Formal introduction into the Good Folks Court took seven years by human accounting, required endless visitations to all the toadstool homes of the commoners, and at the end of it all, one had to learn how to dance and sing in a ritualized procession into the Good Folks Court's parliament, called the Good Hall For Discourse and Datcourse.
When Alfred initially balked at the dancing lessons, a Painted Lady butterfly took him aside to explain that the building was whimsical in nature. "If you imagine its numerous, confusing hallways as a pile of spaghetti, it'd serve you better than thinking of it as a maze," it said somberly. The dance was to help him memorize how to navigate its irrational pathways.
And so, reluctantly, Alfred learned the dance and practiced his prancing and singing, telling himself all the while that at the end of all this was the blessing of fairy peerage. Once he was officially part of the Good Folks Court, Alfred would become immortal, invulnerable, a magician by nature rather than by learning, and lose two-sevenths of his sanity. But even the other humans-turned-fairies, the so-called Magical Mundanes, agreed that the payout was worth the price of the process.
"They call it our UnSeelying," said Miriam, giggling. Miriam was one of his patrons.
The problem was, the Good Folks were suspicious, capricious creatures, prone to overreaction. Every time he thought they were about to reach their big finish, high-kicks and jazz hands and all, something interrupted and disrupted them. As the Queen Mother - who, in the manner of bees or termites, was many times larger than individuals in her Court, and dwarfed Alfred like a lion over a house cat - began reading out loud the proclamation to name him a new Magical Mundane and lesser Bizarre Vicar, a fairy would shriek and then wilt to the floor in a faint. Or a fairy would simultaneously trip, yawn and fart. At which point the whole affair was cancelled due to inauspicious circumstances.

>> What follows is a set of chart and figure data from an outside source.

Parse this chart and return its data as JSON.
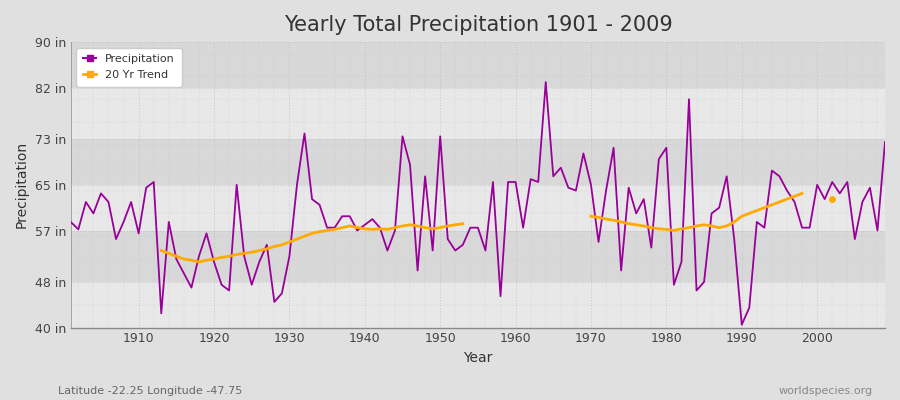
{
  "title": "Yearly Total Precipitation 1901 - 2009",
  "xlabel": "Year",
  "ylabel": "Precipitation",
  "subtitle": "Latitude -22.25 Longitude -47.75",
  "watermark": "worldspecies.org",
  "years": [
    1901,
    1902,
    1903,
    1904,
    1905,
    1906,
    1907,
    1908,
    1909,
    1910,
    1911,
    1912,
    1913,
    1914,
    1915,
    1916,
    1917,
    1918,
    1919,
    1920,
    1921,
    1922,
    1923,
    1924,
    1925,
    1926,
    1927,
    1928,
    1929,
    1930,
    1931,
    1932,
    1933,
    1934,
    1935,
    1936,
    1937,
    1938,
    1939,
    1940,
    1941,
    1942,
    1943,
    1944,
    1945,
    1946,
    1947,
    1948,
    1949,
    1950,
    1951,
    1952,
    1953,
    1954,
    1955,
    1956,
    1957,
    1958,
    1959,
    1960,
    1961,
    1962,
    1963,
    1964,
    1965,
    1966,
    1967,
    1968,
    1969,
    1970,
    1971,
    1972,
    1973,
    1974,
    1975,
    1976,
    1977,
    1978,
    1979,
    1980,
    1981,
    1982,
    1983,
    1984,
    1985,
    1986,
    1987,
    1988,
    1989,
    1990,
    1991,
    1992,
    1993,
    1994,
    1995,
    1996,
    1997,
    1998,
    1999,
    2000,
    2001,
    2002,
    2003,
    2004,
    2005,
    2006,
    2007,
    2008,
    2009
  ],
  "precip": [
    58.5,
    57.2,
    62.0,
    60.0,
    63.5,
    62.0,
    55.5,
    58.5,
    62.0,
    56.5,
    64.5,
    65.5,
    42.5,
    58.5,
    52.0,
    49.5,
    47.0,
    52.5,
    56.5,
    51.5,
    47.5,
    46.5,
    65.0,
    52.5,
    47.5,
    51.5,
    54.5,
    44.5,
    46.0,
    52.5,
    65.0,
    74.0,
    62.5,
    61.5,
    57.5,
    57.5,
    59.5,
    59.5,
    57.0,
    58.0,
    59.0,
    57.5,
    53.5,
    57.0,
    73.5,
    68.5,
    50.0,
    66.5,
    53.5,
    73.5,
    55.5,
    53.5,
    54.5,
    57.5,
    57.5,
    53.5,
    65.5,
    45.5,
    65.5,
    65.5,
    57.5,
    66.0,
    65.5,
    83.0,
    66.5,
    68.0,
    64.5,
    64.0,
    70.5,
    65.0,
    55.0,
    64.0,
    71.5,
    50.0,
    64.5,
    60.0,
    62.5,
    54.0,
    69.5,
    71.5,
    47.5,
    51.5,
    80.0,
    46.5,
    48.0,
    60.0,
    61.0,
    66.5,
    55.5,
    40.5,
    43.5,
    58.5,
    57.5,
    67.5,
    66.5,
    64.0,
    62.0,
    57.5,
    57.5,
    65.0,
    62.5,
    65.5,
    63.5,
    65.5,
    55.5,
    62.0,
    64.5,
    57.0,
    72.5
  ],
  "trend_years": [
    1913,
    1914,
    1915,
    1916,
    1917,
    1918,
    1919,
    1920,
    1921,
    1922,
    1923,
    1924,
    1925,
    1926,
    1927,
    1928,
    1929,
    1930,
    1931,
    1932,
    1933,
    1934,
    1935,
    1936,
    1937,
    1938,
    1939,
    1940,
    1941,
    1942,
    1943,
    1944,
    1945,
    1946,
    1947,
    1948,
    1949,
    1950,
    1951,
    1952,
    1953,
    1970,
    1971,
    1972,
    1973,
    1974,
    1975,
    1976,
    1977,
    1978,
    1979,
    1980,
    1981,
    1982,
    1983,
    1984,
    1985,
    1986,
    1987,
    1988,
    1989,
    1990,
    1991,
    1992,
    1993,
    1994,
    1995,
    1996,
    1997,
    1998,
    2002
  ],
  "trend_vals": [
    53.5,
    53.0,
    52.5,
    52.0,
    51.8,
    51.5,
    51.8,
    52.0,
    52.3,
    52.5,
    52.8,
    53.0,
    53.2,
    53.5,
    53.8,
    54.2,
    54.5,
    55.0,
    55.5,
    56.0,
    56.5,
    56.8,
    57.0,
    57.2,
    57.5,
    57.8,
    57.5,
    57.3,
    57.2,
    57.3,
    57.2,
    57.5,
    57.8,
    58.0,
    57.8,
    57.5,
    57.3,
    57.5,
    57.8,
    58.0,
    58.2,
    59.5,
    59.3,
    59.0,
    58.8,
    58.5,
    58.2,
    58.0,
    57.8,
    57.5,
    57.3,
    57.2,
    57.0,
    57.3,
    57.5,
    57.8,
    58.0,
    57.8,
    57.5,
    57.8,
    58.5,
    59.5,
    60.0,
    60.5,
    61.0,
    61.5,
    62.0,
    62.5,
    63.0,
    63.5,
    62.5
  ],
  "ylim": [
    40,
    90
  ],
  "yticks": [
    40,
    48,
    57,
    65,
    73,
    82,
    90
  ],
  "ytick_labels": [
    "40 in",
    "48 in",
    "57 in",
    "65 in",
    "73 in",
    "82 in",
    "90 in"
  ],
  "xticks": [
    1910,
    1920,
    1930,
    1940,
    1950,
    1960,
    1970,
    1980,
    1990,
    2000
  ],
  "precip_color": "#990099",
  "trend_color": "#ffaa00",
  "bg_color": "#e0e0e0",
  "plot_bg_color": "#e8e8e8",
  "band_color_1": "#e8e8e8",
  "band_color_2": "#d8d8d8",
  "title_fontsize": 15,
  "label_fontsize": 10,
  "tick_fontsize": 9
}
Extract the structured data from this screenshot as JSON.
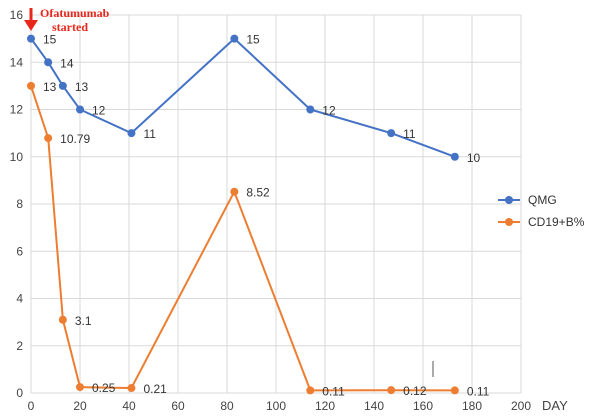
{
  "chart_data": {
    "type": "line",
    "title": "",
    "xlabel": "DAY",
    "ylabel": "",
    "xlim": [
      0,
      200
    ],
    "ylim": [
      0,
      16
    ],
    "xticks": [
      0,
      20,
      40,
      60,
      80,
      100,
      120,
      140,
      160,
      180,
      200
    ],
    "yticks": [
      0,
      2,
      4,
      6,
      8,
      10,
      12,
      14,
      16
    ],
    "grid": true,
    "legend_position": "right",
    "annotation": {
      "lines": [
        "Ofatumumab",
        "started"
      ],
      "x": 0,
      "color": "#e8261b"
    },
    "series": [
      {
        "name": "QMG",
        "color": "#4472c4",
        "x": [
          0,
          7,
          13,
          20,
          41,
          83,
          114,
          147,
          173
        ],
        "y": [
          15,
          14,
          13,
          12,
          11,
          15,
          12,
          11,
          10
        ],
        "labels": [
          "15",
          "14",
          "13",
          "12",
          "11",
          "15",
          "12",
          "11",
          "10"
        ]
      },
      {
        "name": "CD19+B%",
        "color": "#ed7d31",
        "x": [
          0,
          7,
          13,
          20,
          41,
          83,
          114,
          147,
          173
        ],
        "y": [
          13,
          10.79,
          3.1,
          0.25,
          0.21,
          8.52,
          0.11,
          0.12,
          0.11
        ],
        "labels": [
          "13",
          "10.79",
          "3.1",
          "0.25",
          "0.21",
          "8.52",
          "0.11",
          "0.12",
          "0.11"
        ]
      }
    ]
  }
}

Fairies, it turned out, read into everything as meaningful. Every event, even ones that, to Alfred, had no significance, required action and histrionic reaction from fairies. Even Miriam's UnSeelying had been interrupted twice, once because a gray mouse outside had been struck by lightning and the fairies had dispersed, claiming the smell of burnt fur irritated their noses.
"Confound these superstitious bats!" Alfred said to Miriam after the sixth time he was kept from fairyhood.
"It's not always just being batty," she said thoughtfully. "Farting, fainting, sneezing, speaking in tongues - it's fairy filibuster. They're blocking your appointment, hoping you become outraged or bored and leave. After all, that's what usually happens with them. Then again," she added, "maybe it really is just coincidence. With fairies, you can never tell."
"I refuse to be politically manipulated with theatrics," Alfred muttered, more to himself than Miriam. "I've worked so hard, I've been so patient! They can't take away what I rightfully deserve and earned."
Notes:
Gonna try a serial for BF this time.
Loosely based on the Introduction ceremony into the House of Lords. I was sad to learn it no longer includes hat doffing.
The "fairy filibuster" is inspired by something I thought I remembered about how omens in Roman times were sometimes exploited by politicians during meetings.